Внутри обнаружилась звонкая тишина — как раз для топанья ботфортами. Привычные к цивильным туфлям полы страстно взвывали, как голуби по весне. Направо, налево — коридоры с дверями, прямо — широкая лестница под ковром. Лестница вычурно изогнутая, ковер — прямоугольный, потому — вкривь. Миних свернул направо, Баглир, опережая, ухватисто распахивал перед ним запертые двери. Открыл одну — никого нет. Открыл другую — все пьяные, головами на вверенных столах лежат. Баглир протянул одного по руке когтями — недовольное мычание было ему ответом. Баглир вытянул у столоначальника шпагу. Миних уже шел дальше, открывая дверь за дверью. Пусто, пьяные, пусто, пьяные, еще пьяные, а вот — некто бесшумный из шкафа несгораемого мешочки с золотыми вынимает и по карманам рассовывает. Росточком не мал, а спиной крючится. Взял его граф за отвороты серенького сюртучка, потряс. Зазвякало. Немало уже порассовал. Двинул по морде. Баглир добавил лапой по заднице. Без когтей.

— Это произвол, не смеешь! Тайная канцелярия упразднена! — закричал тот нагло, — Теперь воровать можно смело! Доносов-то не принимают!

— Точно?

— Точно! Я ж сам губернскую переписку веду. Хочешь — документ покажу? Все чин чином, входящий, исходящий…

Миних от расстройства даже сюртук казнокрада из рук выпустил. Тот обрадовался.

— Сам видишь — все дураки. Кто по улицам пляшет, кто пьет, кто байки травит крамольные. Один я все понял правильно! Так чего с ними делиться, думаю. Представляешь — эти-то, по комнатам, проспятся — тоже ведь сюда прибегут, все прибегут. Надворные советники, асессоры, секретари. Все злые, похмельные. В дверях драться будут! Ан нет, уважаемые коллеги! Кто не успел — тот опоздал. А кто успел? А то им неведомо, что успел-то коллежский регистратор Глеб Иванович Выринский.
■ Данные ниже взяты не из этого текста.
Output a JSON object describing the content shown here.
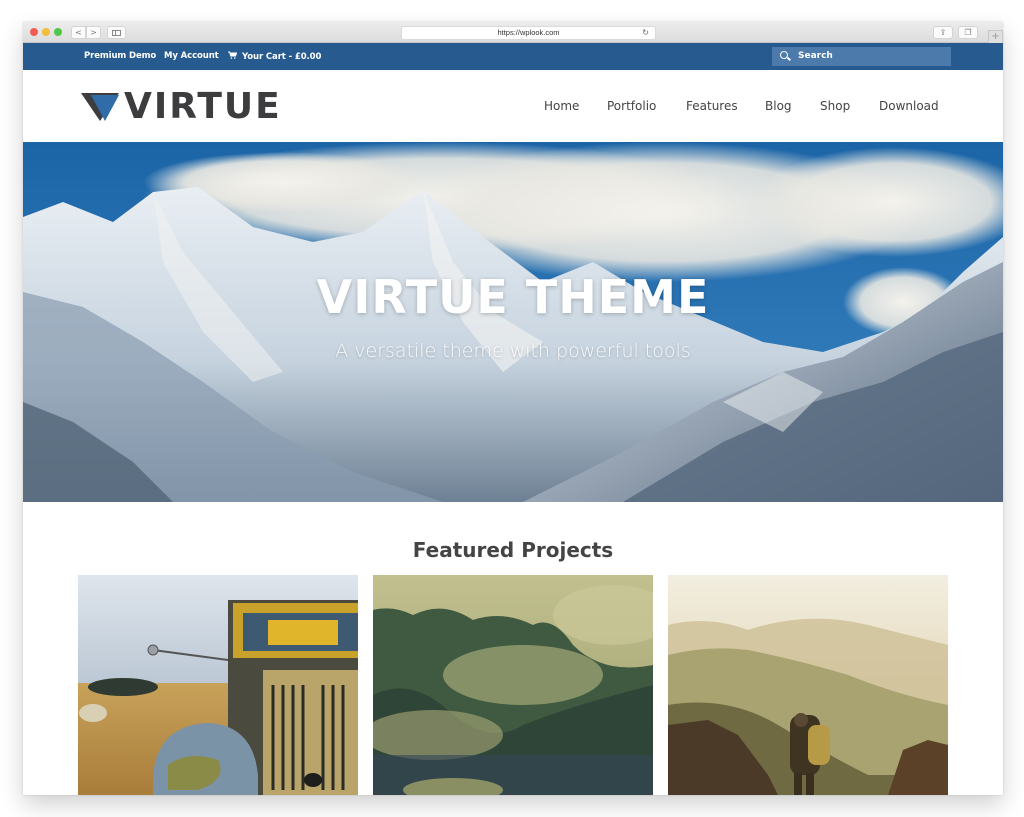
{
  "browser": {
    "url": "https://wplook.com",
    "buttons": {
      "back": "<",
      "forward": ">",
      "reload": "↻",
      "share": "⇪",
      "tabs": "❐",
      "new_tab": "+"
    }
  },
  "topbar": {
    "links": [
      {
        "label": "Premium Demo"
      },
      {
        "label": "My Account"
      },
      {
        "label": "Your Cart - £0.00",
        "icon": "cart-icon"
      }
    ],
    "search_placeholder": "Search",
    "cart_glyph": "🛒"
  },
  "header": {
    "logo_text": "VIRTUE",
    "nav": [
      {
        "label": "Home"
      },
      {
        "label": "Portfolio"
      },
      {
        "label": "Features"
      },
      {
        "label": "Blog"
      },
      {
        "label": "Shop"
      },
      {
        "label": "Download"
      }
    ]
  },
  "hero": {
    "title": "VIRTUE THEME",
    "subtitle": "A versatile theme with powerful tools",
    "image": "snowy-mountains-with-clouds"
  },
  "featured": {
    "title": "Featured Projects",
    "projects": [
      {
        "image": "rusty-vintage-truck-in-field"
      },
      {
        "image": "misty-forest-hillside"
      },
      {
        "image": "hiker-overlooking-hazy-mountains"
      }
    ]
  },
  "colors": {
    "topbar_blue": "#275a8f",
    "search_blue": "#4b7aab",
    "logo_dark": "#3d3d3f",
    "logo_blue": "#2f6ca8",
    "nav_text": "#444444"
  }
}
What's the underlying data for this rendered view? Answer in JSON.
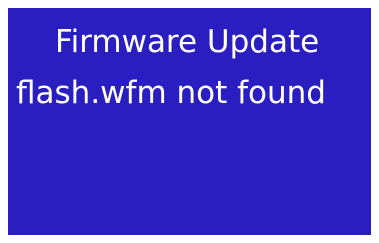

— Ясно… Много успел взять?

— Кое что. Да ты в шкафу бери, там еще много…

— А где губернатор, крысосвинья? — Миних начал выражаться по-немецки. Выринский сложносоставного слова не понял. Или был привычен к грубости.

— Анатолий Васильевич? Были у себя, наверху. Тоже, наверное, пьют.

— Веди. А ты, Баглир, охраняй.

За высокой, стрельчатой двустворчатой дверью в готическом стиле губернатор отнюдь не пил. Он составил баррикаду из столов и стульев и пытался привязать к крюку для люстры веревку. Веревка была толстая, а крюк был маленький, и у него никак не получалось надежно ее привязать. На другом конце веревки красовалась петля.

Выринский полуприсел и издал неопределенный звук. Губернатор обернулся.

— Плохая петля, — сказал Миних, — если не сорвешься, намучаешься. Шею не сломает, душить будет медленно. И не намылил зря. А лучше давай повесим этого вот… как тебя? Коллежского регистратора. Он тут губернскую казну разворовывал.

— Так самоуправство же!

— А тайной канцелярии нет, кто донесет? Ежели вдуматься, Анатолий Васильевич, у тебя только жизнь пошла, а ты вешаться хотел. Из пустяка смертный грех совершить.

Губернатор, кряхтя, слез с верхотуры, сел на широкий стол, сдвинув задом письменный прибор.